2013: Resistere non serve a niente di Walter Siti
Molte inchieste ci hanno parlato della famosa “zona grigia” tra criminalità e finanza, fatta di banchieri accondiscendenti, broker senza scrupoli, politici corrotti, malavitosi di seconda generazione laureati in Scienze economiche e ricevuti negli ambienti più lussuosi e insospettabili. Ma è difficile dar loro un volto, immaginarli nella vita quotidiana.

2012: Inseparabili: il fuoco amico dei ricordi di Alessandro Piperno
Luglio 1986. Leo Pontecorvo, quarantottenne medico di successo, viene accusato di un reato ripugnante. Dalla sera alla mattina, il professor Pontecorvo si ritrova trasformato nell’oggetto privilegiato del pubblico biasimo, vittima inerme di odio, pettegolezzo, delazione, calunnie, intimidazioni. Ciò che lo annienta, tuttavia, è il silenzio della moglie e dei figli. Che siano loro i primi a non credere alla sua innocenza?

2011: Storia della mia gente di Edoardo Nesi
“Faccio parte di quella che avrebbe dovuto essere la terza generazione tessile della famiglia Nesi – e mi era stato promesso il mondo.” Ma il destino dispone diversamente, e sotto i colpi selvaggi della globalizzazione del terzo millennio anche il lanificio Nesi chiude i battenti, sconfitto dall’invasione dei cinesi come il resto della piccola industria tessile pratese.

2010: Canale Mussolini di Antonio Pennacchi
Canale Mussolini è l’asse portante su cui si regge la bonifica delle Paludi Pontine.

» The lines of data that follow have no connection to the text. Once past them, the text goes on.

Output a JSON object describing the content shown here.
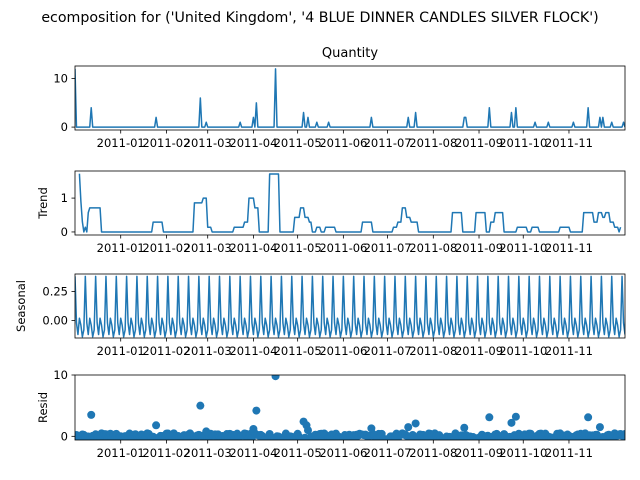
{
  "chart_data": {
    "type": "line",
    "suptitle": "ecomposition for ('United Kingdom', '4 BLUE DINNER CANDLES SILVER FLOCK')",
    "line_color": "#1f77b4",
    "x_domain": [
      "2010-12-01",
      "2011-12-09"
    ],
    "x_tick_values": [
      "2011-01-01",
      "2011-02-01",
      "2011-03-01",
      "2011-04-01",
      "2011-05-01",
      "2011-06-01",
      "2011-07-01",
      "2011-08-01",
      "2011-09-01",
      "2011-10-01",
      "2011-11-01"
    ],
    "x_tick_labels": [
      "2011-01",
      "2011-02",
      "2011-03",
      "2011-04",
      "2011-05",
      "2011-06",
      "2011-07",
      "2011-08",
      "2011-09",
      "2011-10",
      "2011-11"
    ],
    "panels": [
      {
        "id": "observed",
        "kind": "line",
        "title": "Quantity",
        "ylabel": "",
        "ylim": [
          -0.6,
          12.6
        ],
        "y_ticks": [
          0,
          10
        ],
        "y_tick_labels": [
          "0",
          "10"
        ],
        "baseline": 0,
        "spikes": [
          {
            "date": "2010-12-01",
            "value": 12
          },
          {
            "date": "2010-12-12",
            "value": 4
          },
          {
            "date": "2011-01-25",
            "value": 2
          },
          {
            "date": "2011-02-24",
            "value": 6
          },
          {
            "date": "2011-02-28",
            "value": 1
          },
          {
            "date": "2011-03-23",
            "value": 1
          },
          {
            "date": "2011-04-01",
            "value": 2
          },
          {
            "date": "2011-04-03",
            "value": 5
          },
          {
            "date": "2011-04-16",
            "value": 12
          },
          {
            "date": "2011-05-05",
            "value": 3
          },
          {
            "date": "2011-05-08",
            "value": 2
          },
          {
            "date": "2011-05-14",
            "value": 1
          },
          {
            "date": "2011-05-22",
            "value": 1
          },
          {
            "date": "2011-06-20",
            "value": 2
          },
          {
            "date": "2011-07-15",
            "value": 2
          },
          {
            "date": "2011-07-20",
            "value": 3
          },
          {
            "date": "2011-08-22",
            "value": 2
          },
          {
            "date": "2011-08-23",
            "value": 2
          },
          {
            "date": "2011-09-08",
            "value": 4
          },
          {
            "date": "2011-09-23",
            "value": 3
          },
          {
            "date": "2011-09-26",
            "value": 4
          },
          {
            "date": "2011-10-09",
            "value": 1
          },
          {
            "date": "2011-10-18",
            "value": 1
          },
          {
            "date": "2011-11-04",
            "value": 1
          },
          {
            "date": "2011-11-14",
            "value": 4
          },
          {
            "date": "2011-11-22",
            "value": 2
          },
          {
            "date": "2011-11-24",
            "value": 2
          },
          {
            "date": "2011-11-30",
            "value": 1
          },
          {
            "date": "2011-12-08",
            "value": 1
          }
        ]
      },
      {
        "id": "trend",
        "kind": "line",
        "title": "",
        "ylabel": "Trend",
        "ylim": [
          -0.09,
          1.8
        ],
        "y_ticks": [
          0,
          1
        ],
        "y_tick_labels": [
          "0",
          "1"
        ],
        "points": [
          [
            "2010-12-04",
            1.72
          ],
          [
            "2010-12-05",
            0.9
          ],
          [
            "2010-12-06",
            0.3
          ],
          [
            "2010-12-07",
            0.0
          ],
          [
            "2010-12-08",
            0.14
          ],
          [
            "2010-12-09",
            0.0
          ],
          [
            "2010-12-10",
            0.57
          ],
          [
            "2010-12-11",
            0.71
          ],
          [
            "2010-12-18",
            0.71
          ],
          [
            "2010-12-19",
            0.0
          ],
          [
            "2011-01-22",
            0.0
          ],
          [
            "2011-01-23",
            0.29
          ],
          [
            "2011-01-29",
            0.29
          ],
          [
            "2011-01-30",
            0.0
          ],
          [
            "2011-02-19",
            0.0
          ],
          [
            "2011-02-20",
            0.86
          ],
          [
            "2011-02-25",
            0.86
          ],
          [
            "2011-02-26",
            1.0
          ],
          [
            "2011-02-28",
            1.0
          ],
          [
            "2011-03-01",
            0.14
          ],
          [
            "2011-03-03",
            0.14
          ],
          [
            "2011-03-04",
            0.0
          ],
          [
            "2011-03-18",
            0.0
          ],
          [
            "2011-03-19",
            0.14
          ],
          [
            "2011-03-25",
            0.14
          ],
          [
            "2011-03-26",
            0.29
          ],
          [
            "2011-03-28",
            0.29
          ],
          [
            "2011-03-29",
            1.0
          ],
          [
            "2011-04-01",
            1.0
          ],
          [
            "2011-04-02",
            0.71
          ],
          [
            "2011-04-04",
            0.71
          ],
          [
            "2011-04-05",
            0.0
          ],
          [
            "2011-04-11",
            0.0
          ],
          [
            "2011-04-12",
            1.71
          ],
          [
            "2011-04-18",
            1.71
          ],
          [
            "2011-04-19",
            0.0
          ],
          [
            "2011-04-28",
            0.0
          ],
          [
            "2011-04-29",
            0.43
          ],
          [
            "2011-05-02",
            0.43
          ],
          [
            "2011-05-03",
            0.71
          ],
          [
            "2011-05-05",
            0.71
          ],
          [
            "2011-05-06",
            0.43
          ],
          [
            "2011-05-08",
            0.43
          ],
          [
            "2011-05-09",
            0.29
          ],
          [
            "2011-05-10",
            0.29
          ],
          [
            "2011-05-11",
            0.0
          ],
          [
            "2011-05-13",
            0.0
          ],
          [
            "2011-05-14",
            0.14
          ],
          [
            "2011-05-16",
            0.14
          ],
          [
            "2011-05-17",
            0.0
          ],
          [
            "2011-05-19",
            0.0
          ],
          [
            "2011-05-20",
            0.14
          ],
          [
            "2011-05-26",
            0.14
          ],
          [
            "2011-05-27",
            0.0
          ],
          [
            "2011-06-13",
            0.0
          ],
          [
            "2011-06-14",
            0.29
          ],
          [
            "2011-06-20",
            0.29
          ],
          [
            "2011-06-21",
            0.0
          ],
          [
            "2011-07-04",
            0.0
          ],
          [
            "2011-07-05",
            0.14
          ],
          [
            "2011-07-07",
            0.14
          ],
          [
            "2011-07-08",
            0.29
          ],
          [
            "2011-07-10",
            0.29
          ],
          [
            "2011-07-11",
            0.71
          ],
          [
            "2011-07-13",
            0.71
          ],
          [
            "2011-07-14",
            0.43
          ],
          [
            "2011-07-16",
            0.43
          ],
          [
            "2011-07-17",
            0.29
          ],
          [
            "2011-07-21",
            0.29
          ],
          [
            "2011-07-22",
            0.0
          ],
          [
            "2011-08-13",
            0.0
          ],
          [
            "2011-08-14",
            0.57
          ],
          [
            "2011-08-20",
            0.57
          ],
          [
            "2011-08-21",
            0.0
          ],
          [
            "2011-08-29",
            0.0
          ],
          [
            "2011-08-30",
            0.57
          ],
          [
            "2011-09-05",
            0.57
          ],
          [
            "2011-09-06",
            0.0
          ],
          [
            "2011-09-08",
            0.0
          ],
          [
            "2011-09-09",
            0.29
          ],
          [
            "2011-09-11",
            0.29
          ],
          [
            "2011-09-12",
            0.57
          ],
          [
            "2011-09-17",
            0.57
          ],
          [
            "2011-09-18",
            0.0
          ],
          [
            "2011-09-26",
            0.0
          ],
          [
            "2011-09-27",
            0.14
          ],
          [
            "2011-10-03",
            0.14
          ],
          [
            "2011-10-04",
            0.0
          ],
          [
            "2011-10-06",
            0.0
          ],
          [
            "2011-10-07",
            0.14
          ],
          [
            "2011-10-11",
            0.14
          ],
          [
            "2011-10-12",
            0.0
          ],
          [
            "2011-10-25",
            0.0
          ],
          [
            "2011-10-26",
            0.14
          ],
          [
            "2011-11-01",
            0.14
          ],
          [
            "2011-11-02",
            0.0
          ],
          [
            "2011-11-10",
            0.0
          ],
          [
            "2011-11-11",
            0.57
          ],
          [
            "2011-11-17",
            0.57
          ],
          [
            "2011-11-18",
            0.29
          ],
          [
            "2011-11-20",
            0.29
          ],
          [
            "2011-11-21",
            0.57
          ],
          [
            "2011-11-23",
            0.57
          ],
          [
            "2011-11-24",
            0.43
          ],
          [
            "2011-11-25",
            0.43
          ],
          [
            "2011-11-26",
            0.57
          ],
          [
            "2011-11-28",
            0.57
          ],
          [
            "2011-11-29",
            0.29
          ],
          [
            "2011-12-01",
            0.29
          ],
          [
            "2011-12-02",
            0.14
          ],
          [
            "2011-12-04",
            0.14
          ],
          [
            "2011-12-05",
            0.0
          ],
          [
            "2011-12-06",
            0.14
          ]
        ]
      },
      {
        "id": "seasonal",
        "kind": "line",
        "title": "",
        "ylabel": "Seasonal",
        "ylim": [
          -0.15,
          0.4
        ],
        "y_ticks": [
          0.0,
          0.25
        ],
        "y_tick_labels": [
          "0.00",
          "0.25"
        ],
        "period": 7,
        "season_pattern": [
          0.38,
          -0.02,
          -0.12,
          0.02,
          -0.04,
          -0.14,
          -0.08
        ]
      },
      {
        "id": "resid",
        "kind": "scatter",
        "title": "",
        "ylabel": "Resid",
        "ylim": [
          -0.6,
          10.0
        ],
        "y_ticks": [
          0,
          10
        ],
        "y_tick_labels": [
          "0",
          "10"
        ],
        "noise_band": [
          -0.6,
          0.5
        ],
        "outliers": [
          [
            "2010-12-12",
            3.5
          ],
          [
            "2011-01-25",
            1.8
          ],
          [
            "2011-02-24",
            5.0
          ],
          [
            "2011-02-28",
            0.8
          ],
          [
            "2011-04-03",
            4.2
          ],
          [
            "2011-04-01",
            1.2
          ],
          [
            "2011-04-16",
            9.8
          ],
          [
            "2011-04-08",
            -0.7
          ],
          [
            "2011-05-05",
            2.4
          ],
          [
            "2011-05-07",
            1.8
          ],
          [
            "2011-05-08",
            1.0
          ],
          [
            "2011-06-20",
            1.3
          ],
          [
            "2011-07-15",
            1.5
          ],
          [
            "2011-07-20",
            2.1
          ],
          [
            "2011-08-22",
            1.4
          ],
          [
            "2011-09-08",
            3.1
          ],
          [
            "2011-09-23",
            2.2
          ],
          [
            "2011-09-26",
            3.2
          ],
          [
            "2011-11-14",
            3.1
          ],
          [
            "2011-11-22",
            1.5
          ]
        ]
      }
    ]
  }
}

I suoi argini sono scanditi da eucalypti immensi che assorbono l’acqua e prosciugano i campi, alle sue cascatelle i ragazzini fanno il bagno e aironi bianchissimi trovano rifugio. Su questa terra nuova di zecca, bonificata dai progetti ambiziosi del Duce e punteggiata di città appena fondate, vengono fatte insediare migliaia di persone arrivate dal Nord. Tra queste migliaia di coloni ci sono i Peruzzi.